Journal of Clinical Sleep Medicine ( IF 4.3 ) Pub Date : 2021-07-26 , DOI: 10.5664/jcsm.9540 Christina S McCrae 1 , Jason G Craggs 2, 3 , Ashley F Curtis 1, 3 , Neetu Nair 1 , Daniel Kay 4 , Roland Staud 5 , Richard B Berry 6 , Michael E Robinson 7
Study Objectives:
To examine whether cognitive behavioral treatments for insomnia (CBT-I) and pain (CBT-P) lead to neural activation changes in response to pain in fibromyalgia.
Methods:
32 fibromyalgia patients (Mage=55.9, SD=12.2) underwent an experimental pain protocol during functional magnetic resonance imaging (fMRI) and completed 14-daily diaries assessing total wake time (TWT), total sleep time (TST), and pain intensity before and after CBT-I, CBT-P or waitlist control (WLC). Random effects ANCOVA identified regions with significant group (CBT-I, CBT-P, WLC) by time (baseline, post-treatment) interactions in blood oxygen level dependent (BOLD) response to pain. Linear regressions using residualized change scores examined how changes in TWT, TST, and pain intensity were related to activation (BOLD) changes.
Results:
12 regions exhibited significant interactions (ps<.00; small-moderate effects; right hemisphere: inferior frontal, middle occipital, and superior temporal gyri, insula, lentiform nucleus; left hemisphere: angular, superior temporal, mid-frontal, inferior occipital, mid-temporal, and inferior frontal gyri). BOLD response to pain decreased in 8 regions following CBT-I, and in 3 regions following CBT-P (CBT-I effects>CBT-P). BOLD response also increased in 3 regions following CBT-P and in 6 regions following WLC. Improved TWT and/or TST, not pain intensity, predicted decreased BOLD in 7 regions (ps<.05), accounting for 18-47% of the variance.
Conclusions:
CBT-I prompted greater decreases in neural activation in response to pain across more regions associated with pain and sleep processing than CBT-P. Reported sleep improvements may underlie those decreases. Future research examining the longer-term impact of CBT-I and improved sleep on central pain and sleep mechanisms is warranted.
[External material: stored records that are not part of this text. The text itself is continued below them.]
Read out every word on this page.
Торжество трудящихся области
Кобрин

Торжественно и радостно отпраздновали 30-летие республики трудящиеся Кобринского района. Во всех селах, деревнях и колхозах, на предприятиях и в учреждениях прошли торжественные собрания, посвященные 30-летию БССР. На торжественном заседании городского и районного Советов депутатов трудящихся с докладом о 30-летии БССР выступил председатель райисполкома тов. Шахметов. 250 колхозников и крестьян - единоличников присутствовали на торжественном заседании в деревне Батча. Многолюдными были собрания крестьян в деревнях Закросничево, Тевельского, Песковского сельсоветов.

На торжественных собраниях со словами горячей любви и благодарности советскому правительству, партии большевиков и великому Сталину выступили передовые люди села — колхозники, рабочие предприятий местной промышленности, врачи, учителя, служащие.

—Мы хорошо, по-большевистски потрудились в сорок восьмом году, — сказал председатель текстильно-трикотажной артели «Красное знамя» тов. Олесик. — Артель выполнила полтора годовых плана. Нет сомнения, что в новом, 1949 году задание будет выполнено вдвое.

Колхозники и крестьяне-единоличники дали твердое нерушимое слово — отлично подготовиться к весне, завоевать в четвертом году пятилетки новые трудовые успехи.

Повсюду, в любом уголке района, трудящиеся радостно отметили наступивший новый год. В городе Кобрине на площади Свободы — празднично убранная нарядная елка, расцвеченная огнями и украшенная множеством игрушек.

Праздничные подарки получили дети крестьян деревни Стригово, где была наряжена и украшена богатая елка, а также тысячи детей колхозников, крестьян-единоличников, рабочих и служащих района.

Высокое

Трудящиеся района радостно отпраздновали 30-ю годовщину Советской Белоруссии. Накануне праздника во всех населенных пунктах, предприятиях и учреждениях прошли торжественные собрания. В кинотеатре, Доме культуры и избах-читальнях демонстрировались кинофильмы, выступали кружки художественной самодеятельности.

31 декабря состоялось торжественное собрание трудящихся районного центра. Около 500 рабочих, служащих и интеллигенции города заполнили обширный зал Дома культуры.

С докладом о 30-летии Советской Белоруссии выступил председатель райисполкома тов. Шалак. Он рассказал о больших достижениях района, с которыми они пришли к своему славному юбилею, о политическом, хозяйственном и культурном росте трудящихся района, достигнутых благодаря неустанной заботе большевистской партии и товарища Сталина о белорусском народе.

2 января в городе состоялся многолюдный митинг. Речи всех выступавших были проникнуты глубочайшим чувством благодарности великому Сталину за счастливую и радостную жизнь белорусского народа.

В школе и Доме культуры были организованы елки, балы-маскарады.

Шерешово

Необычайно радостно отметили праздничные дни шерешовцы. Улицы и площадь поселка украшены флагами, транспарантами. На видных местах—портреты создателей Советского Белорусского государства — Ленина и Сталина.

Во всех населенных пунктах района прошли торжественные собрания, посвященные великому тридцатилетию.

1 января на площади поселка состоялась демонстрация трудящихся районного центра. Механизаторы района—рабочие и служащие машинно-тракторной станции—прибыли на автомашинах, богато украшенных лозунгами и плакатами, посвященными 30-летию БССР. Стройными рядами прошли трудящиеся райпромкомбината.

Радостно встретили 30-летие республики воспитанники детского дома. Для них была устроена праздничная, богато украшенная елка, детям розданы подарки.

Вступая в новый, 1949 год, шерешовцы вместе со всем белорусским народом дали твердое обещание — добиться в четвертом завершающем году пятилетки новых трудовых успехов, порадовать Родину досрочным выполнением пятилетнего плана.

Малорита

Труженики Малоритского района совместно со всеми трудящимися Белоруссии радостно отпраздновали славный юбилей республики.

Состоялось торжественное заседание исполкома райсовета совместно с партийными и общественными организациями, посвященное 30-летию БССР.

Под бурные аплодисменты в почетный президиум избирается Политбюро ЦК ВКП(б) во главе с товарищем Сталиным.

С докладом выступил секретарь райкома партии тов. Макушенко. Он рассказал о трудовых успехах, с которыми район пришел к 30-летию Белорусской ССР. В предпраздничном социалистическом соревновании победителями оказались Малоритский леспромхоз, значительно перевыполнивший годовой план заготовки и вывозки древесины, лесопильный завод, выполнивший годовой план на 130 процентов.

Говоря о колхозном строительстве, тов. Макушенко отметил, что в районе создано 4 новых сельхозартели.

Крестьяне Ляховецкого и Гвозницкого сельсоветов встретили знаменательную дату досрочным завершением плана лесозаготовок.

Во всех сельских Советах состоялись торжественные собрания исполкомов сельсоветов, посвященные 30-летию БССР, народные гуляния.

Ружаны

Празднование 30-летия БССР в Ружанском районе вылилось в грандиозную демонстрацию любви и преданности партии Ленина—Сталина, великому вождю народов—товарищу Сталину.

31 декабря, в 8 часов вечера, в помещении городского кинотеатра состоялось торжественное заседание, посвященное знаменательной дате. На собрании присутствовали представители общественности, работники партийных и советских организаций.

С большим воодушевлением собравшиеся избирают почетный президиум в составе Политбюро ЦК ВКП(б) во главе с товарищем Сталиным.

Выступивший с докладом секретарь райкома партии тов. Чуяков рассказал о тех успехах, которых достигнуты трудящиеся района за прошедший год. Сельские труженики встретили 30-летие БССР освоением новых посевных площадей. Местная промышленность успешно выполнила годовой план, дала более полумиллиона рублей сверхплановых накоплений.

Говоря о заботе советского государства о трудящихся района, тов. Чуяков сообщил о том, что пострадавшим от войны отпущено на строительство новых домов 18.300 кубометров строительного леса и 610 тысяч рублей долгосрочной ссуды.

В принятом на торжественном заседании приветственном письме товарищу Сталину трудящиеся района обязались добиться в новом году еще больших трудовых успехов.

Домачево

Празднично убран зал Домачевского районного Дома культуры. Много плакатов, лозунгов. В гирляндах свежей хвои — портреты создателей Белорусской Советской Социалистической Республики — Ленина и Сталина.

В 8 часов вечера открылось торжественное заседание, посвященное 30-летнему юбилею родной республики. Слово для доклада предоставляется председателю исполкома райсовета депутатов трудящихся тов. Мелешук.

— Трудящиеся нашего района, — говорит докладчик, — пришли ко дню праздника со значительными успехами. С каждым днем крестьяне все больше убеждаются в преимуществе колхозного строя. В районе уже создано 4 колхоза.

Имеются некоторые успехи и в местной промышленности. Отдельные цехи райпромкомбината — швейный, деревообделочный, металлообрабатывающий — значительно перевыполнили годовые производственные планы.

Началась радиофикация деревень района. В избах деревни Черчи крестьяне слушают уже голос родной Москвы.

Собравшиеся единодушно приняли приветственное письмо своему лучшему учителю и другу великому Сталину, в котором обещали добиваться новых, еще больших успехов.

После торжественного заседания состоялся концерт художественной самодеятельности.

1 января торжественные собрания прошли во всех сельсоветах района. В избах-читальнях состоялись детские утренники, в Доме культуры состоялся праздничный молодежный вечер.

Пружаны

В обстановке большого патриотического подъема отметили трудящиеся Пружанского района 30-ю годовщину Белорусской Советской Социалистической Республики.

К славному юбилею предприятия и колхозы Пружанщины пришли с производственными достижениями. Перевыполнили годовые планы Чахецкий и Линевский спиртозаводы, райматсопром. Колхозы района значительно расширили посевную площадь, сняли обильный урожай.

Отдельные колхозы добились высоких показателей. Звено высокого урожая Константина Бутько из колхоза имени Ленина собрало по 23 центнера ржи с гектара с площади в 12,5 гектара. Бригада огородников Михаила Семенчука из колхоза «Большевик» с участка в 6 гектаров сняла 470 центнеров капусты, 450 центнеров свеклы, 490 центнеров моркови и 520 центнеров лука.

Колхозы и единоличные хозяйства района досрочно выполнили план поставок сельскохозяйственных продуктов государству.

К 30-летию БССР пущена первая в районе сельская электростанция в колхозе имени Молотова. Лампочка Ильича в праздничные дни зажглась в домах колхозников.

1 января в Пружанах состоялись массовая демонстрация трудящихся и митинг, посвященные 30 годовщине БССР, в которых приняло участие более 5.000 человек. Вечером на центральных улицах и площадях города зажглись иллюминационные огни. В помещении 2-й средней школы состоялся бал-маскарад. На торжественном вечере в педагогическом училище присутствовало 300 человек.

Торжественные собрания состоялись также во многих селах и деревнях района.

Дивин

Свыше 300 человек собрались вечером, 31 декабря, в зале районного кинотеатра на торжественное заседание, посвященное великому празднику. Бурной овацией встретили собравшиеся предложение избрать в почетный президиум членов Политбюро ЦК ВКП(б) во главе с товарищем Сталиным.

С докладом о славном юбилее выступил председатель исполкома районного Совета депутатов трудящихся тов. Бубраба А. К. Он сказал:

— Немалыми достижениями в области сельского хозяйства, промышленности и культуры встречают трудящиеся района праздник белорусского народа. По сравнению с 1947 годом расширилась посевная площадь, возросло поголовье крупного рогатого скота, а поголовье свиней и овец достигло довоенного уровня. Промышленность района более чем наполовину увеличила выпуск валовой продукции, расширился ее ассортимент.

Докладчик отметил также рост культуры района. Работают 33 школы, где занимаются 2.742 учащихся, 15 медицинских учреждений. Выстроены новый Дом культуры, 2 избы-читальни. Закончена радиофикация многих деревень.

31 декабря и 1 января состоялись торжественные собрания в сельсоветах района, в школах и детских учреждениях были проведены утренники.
Clinical Trial Registration:
Registry: ClinicalTrials.gov; Title: Sleep and Pain Interventions in Fibromyalgia (SPIN); Identifier: NCT02001077; URL: https://clinicaltrials.gov/ct2/show/NCT02001077
中文翻译:
对合并纤维肌痛和失眠患者进行认知行为治疗后,神经激活对疼痛的反应发生变化:一项初步研究
学习目标:
检查失眠 (CBT-I) 和疼痛 (CBT-P) 的认知行为治疗是否会导致神经激活变化以响应纤维肌痛中的疼痛。
方法:
32 名纤维肌痛患者(M年龄 = 55.9,SD = 12.2)在功能性磁共振成像(f MRI)期间接受了实验性疼痛方案,并完成了 14 天评估总清醒时间(TWT)、总睡眠时间(TST)和疼痛的日记CBT-I、CBT-P 或候补名单控制 (WLC) 前后的强度。随机效应 ANCOVA 通过时间(基线、治疗后)对疼痛的血氧水平依赖性(BOLD)反应的相互作用确定了具有显着组(CBT-I、CBT-P、WLC)的区域。使用残差变化分数的线性回归检验了 TWT、TST 和疼痛强度的变化如何与激活 (BOLD) 变化相关。
结果:
12 个区域表现出显着的相互作用(ps<.00;中小效应;右半球:额下回、枕中回和颞上回、脑岛、豆状核;左半球:角、颞上、额中、枕下、颞中回和额下回)。CBT-I 后的 8 个区域和 CBT-P 后的 3 个区域对疼痛的 BOLD 反应降低(CBT-I 效应 > CBT-P)。CBT-P 之后的 3 个地区和 WLC 之后的 6 个地区的 BOLD 反应也有所增加。改进的 TWT 和/或 TST,而不是疼痛强度,预测 7 个区域的 BOLD 降低 (ps<.05),占方差的 18-47%。
结论:
与 CBT-P 相比,CBT-I 促使更多与疼痛和睡眠处理相关的区域对疼痛做出反应的神经激活减少。报告的睡眠改善可能是这些减少的基础。未来有必要研究 CBT-I 和改善睡眠对中枢性疼痛和睡眠机制的长期影响。